Some other moments from the debate, whose moderator was City Councilor Sean Paige:
Buck said he couldn’t believe the Supreme Court “only voted 5-4” against a Chicago gun law. He also suggested term limits for Supreme Court justices in the range of 20-25 years, so they wouldn’t hang on to retire when someone from their political party was president.
Norton said her military policy would be to “double down in Afghanistan … the surge worked in Iraq, and it could work in Afghanistan. … I would not get out of Afghanistan without doing the total job. … We should not be committed to a timetable. We need to be committed to victory.”
Buck suggested pulling out of Afghanistan at an appropriate time, which Norton criticized as being too soft. Buck’s answer: “We’re foolish if we think we can turn Afghanistan into a Western-style democracy. … We need to give our troops an exit strategy to get back home. … We cannot stand behind a corrupt leader (Afghanistan’s Hamid Karzai).”
Norton, while answering a question about defining her leadership qualities, referred to herself as “the third of three children.”
Both said they would work to repeal health care reform, but admitted that probably wouldn’t happen as long as Barack Obama is president. Instead, they would work against funding the programs created by reform.
Buck: “We need to take out Iran’s nuclear capability. We need to act, and we need to act strongly.”

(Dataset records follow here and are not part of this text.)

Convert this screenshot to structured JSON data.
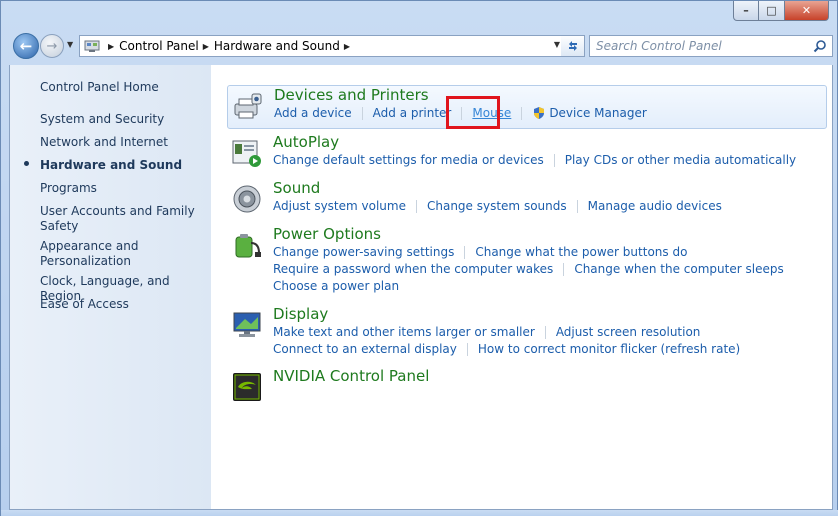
{
  "window": {
    "minimize_label": "–",
    "maximize_label": "□",
    "close_label": "✕"
  },
  "toolbar": {
    "back_glyph": "←",
    "forward_glyph": "→",
    "breadcrumbs": [
      "Control Panel",
      "Hardware and Sound"
    ],
    "search_placeholder": "Search Control Panel"
  },
  "sidebar": {
    "items": [
      {
        "label": "Control Panel Home"
      },
      {
        "label": "System and Security"
      },
      {
        "label": "Network and Internet"
      },
      {
        "label": "Hardware and Sound",
        "active": true
      },
      {
        "label": "Programs"
      },
      {
        "label": "User Accounts and Family Safety"
      },
      {
        "label": "Appearance and Personalization"
      },
      {
        "label": "Clock, Language, and Region"
      },
      {
        "label": "Ease of Access"
      }
    ]
  },
  "categories": [
    {
      "title": "Devices and Printers",
      "icon": "printer-icon",
      "rows": [
        [
          "Add a device",
          "Add a printer",
          "Mouse",
          "Device Manager"
        ]
      ]
    },
    {
      "title": "AutoPlay",
      "icon": "autoplay-icon",
      "rows": [
        [
          "Change default settings for media or devices",
          "Play CDs or other media automatically"
        ]
      ]
    },
    {
      "title": "Sound",
      "icon": "speaker-icon",
      "rows": [
        [
          "Adjust system volume",
          "Change system sounds",
          "Manage audio devices"
        ]
      ]
    },
    {
      "title": "Power Options",
      "icon": "battery-icon",
      "rows": [
        [
          "Change power-saving settings",
          "Change what the power buttons do"
        ],
        [
          "Require a password when the computer wakes",
          "Change when the computer sleeps"
        ],
        [
          "Choose a power plan"
        ]
      ]
    },
    {
      "title": "Display",
      "icon": "monitor-icon",
      "rows": [
        [
          "Make text and other items larger or smaller",
          "Adjust screen resolution"
        ],
        [
          "Connect to an external display",
          "How to correct monitor flicker (refresh rate)"
        ]
      ]
    },
    {
      "title": "NVIDIA Control Panel",
      "icon": "nvidia-icon",
      "rows": []
    }
  ],
  "colors": {
    "title_green": "#1e7a1e",
    "link_blue": "#1c5dab",
    "highlight_red": "#e0141c"
  }
}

Norton picked on Buck for increasing his budget by 40 percent as the Weld County District Attorney in Greeley, but many in the crowd jeered at Norton for doing so. Buck drew cheers for pointing out that Norton supported the state's Referendum C in 2005 that loosened some of TABOR's spending limits on state government.
Buck would vote to end federal funding for the National Endowment for the Arts, Amtrak and the Postal Service.
Both said, if they lost in the GOP primary on Aug. 10, they would support the other in the general election.